Service Tax on Revenue from the Rental/Lease Charges, Public Admission Fee, issue of Season Tickets and Temporary passes and Car Parking: Since this activity is a service which has been provided by AAI in the Airports/Civil Enclaves, and the same has nexus with the operation and management of Airport/ civil enclaves the same would be taxable under Section 65(105)(zzm). In this regard, Appellant’s plea that car parking areas are outside the Airports/Civil Enclaves is not acceptable as these areas/structures are the areas/structures appertaining to the Airports/Civil Enclaves as the same are connected with the functioning of Airports/Civil Enclaves.
Service Tax on the amount received by appellant for letting out space in the Airports/Civil Enclaves for display of Hoardings/ Advertisement etc.: It has to be treated as service and would be taxable under section 65 (105)(zzm) as same has been provided by AAI in the Airports/Civil Enclaves. Therefore, the Commissioner’s Order dropping the service tax demand of about Rs.7.05 Crores on the Revenue received by the Appellant from letting out of space at Airports/Civil Enclaves for display of Hoardings etc. is not correct and is set aside and service tax demand on this amount is confirmed.

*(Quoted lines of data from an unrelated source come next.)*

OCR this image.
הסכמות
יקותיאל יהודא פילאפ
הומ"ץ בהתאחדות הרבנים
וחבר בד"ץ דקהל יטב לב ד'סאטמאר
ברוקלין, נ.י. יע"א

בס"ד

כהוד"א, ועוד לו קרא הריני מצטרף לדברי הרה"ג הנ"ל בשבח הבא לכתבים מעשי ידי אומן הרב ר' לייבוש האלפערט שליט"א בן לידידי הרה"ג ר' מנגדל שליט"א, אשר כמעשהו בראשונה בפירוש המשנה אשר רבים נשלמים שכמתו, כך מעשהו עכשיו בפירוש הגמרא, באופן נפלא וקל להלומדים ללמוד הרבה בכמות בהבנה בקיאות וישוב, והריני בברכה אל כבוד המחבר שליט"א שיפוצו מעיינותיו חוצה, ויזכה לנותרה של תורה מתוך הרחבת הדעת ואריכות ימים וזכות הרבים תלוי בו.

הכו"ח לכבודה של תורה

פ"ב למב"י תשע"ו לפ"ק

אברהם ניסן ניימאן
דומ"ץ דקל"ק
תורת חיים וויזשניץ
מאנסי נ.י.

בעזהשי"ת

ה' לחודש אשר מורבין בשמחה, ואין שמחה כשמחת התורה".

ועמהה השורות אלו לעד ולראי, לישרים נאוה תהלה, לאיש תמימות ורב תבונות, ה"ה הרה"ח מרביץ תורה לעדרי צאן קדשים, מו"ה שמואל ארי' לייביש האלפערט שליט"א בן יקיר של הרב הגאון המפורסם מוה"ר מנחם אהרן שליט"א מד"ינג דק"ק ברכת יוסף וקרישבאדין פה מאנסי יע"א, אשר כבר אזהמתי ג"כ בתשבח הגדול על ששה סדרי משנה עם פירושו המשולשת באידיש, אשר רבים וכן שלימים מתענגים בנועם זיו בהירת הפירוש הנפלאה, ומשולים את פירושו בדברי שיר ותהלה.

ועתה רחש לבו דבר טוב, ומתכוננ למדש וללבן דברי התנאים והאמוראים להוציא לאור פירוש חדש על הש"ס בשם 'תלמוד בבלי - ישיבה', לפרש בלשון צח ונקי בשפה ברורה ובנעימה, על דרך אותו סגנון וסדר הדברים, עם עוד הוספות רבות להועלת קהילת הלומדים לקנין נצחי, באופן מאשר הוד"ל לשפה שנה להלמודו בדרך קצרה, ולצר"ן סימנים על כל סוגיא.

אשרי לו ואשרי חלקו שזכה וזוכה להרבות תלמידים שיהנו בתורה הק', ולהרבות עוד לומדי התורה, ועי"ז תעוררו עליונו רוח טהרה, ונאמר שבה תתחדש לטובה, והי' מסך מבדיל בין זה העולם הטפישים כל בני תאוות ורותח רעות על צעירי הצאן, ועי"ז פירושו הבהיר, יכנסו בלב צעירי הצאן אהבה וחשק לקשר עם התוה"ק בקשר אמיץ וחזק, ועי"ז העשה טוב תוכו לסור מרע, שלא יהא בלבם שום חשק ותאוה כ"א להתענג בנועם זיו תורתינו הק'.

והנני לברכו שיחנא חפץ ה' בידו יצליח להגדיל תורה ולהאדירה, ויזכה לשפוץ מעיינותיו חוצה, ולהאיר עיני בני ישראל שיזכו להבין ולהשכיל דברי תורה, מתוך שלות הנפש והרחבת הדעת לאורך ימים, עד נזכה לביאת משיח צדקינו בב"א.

Service Tax demand on miscellaneous income: According to the appellant, this income is from unclaimed earnest money deposit/security deposit, liquidated damage, sale of tender forms, sale of scrap etc. which have nothing to do with provision of service. If this contention of the appellant is correct, service tax demand on this amount would not be sustainable. However, the impugned order does not discuss the Appellant’s plea in respect of miscellaneous income. In view of this, the demand of service tax on the miscellaneous income is set aside and matter remanded to the Commissioner for de-novo adjudication.
Conclusion:
Service tax is chargeable on the Appellant’s revenue from:-
(a) Passenger service fee;
(b) Left luggage facility, rest rooms/retiring rooms facility and supply of trolleys for courier service;
(c)  Renting/leasing of space inside Airports/Civil Enclaves to various Airlines and other persons for their business activity;
(d) Renting of space inside the Airports/Civil Enclaves for various persons for putting up hoardings/advertisements; and
(e) Lump sum amounts received as licence fee from licensees/ concessionaries for operating/managing car parking facility, public admission and issue of season tickets/temporary passes.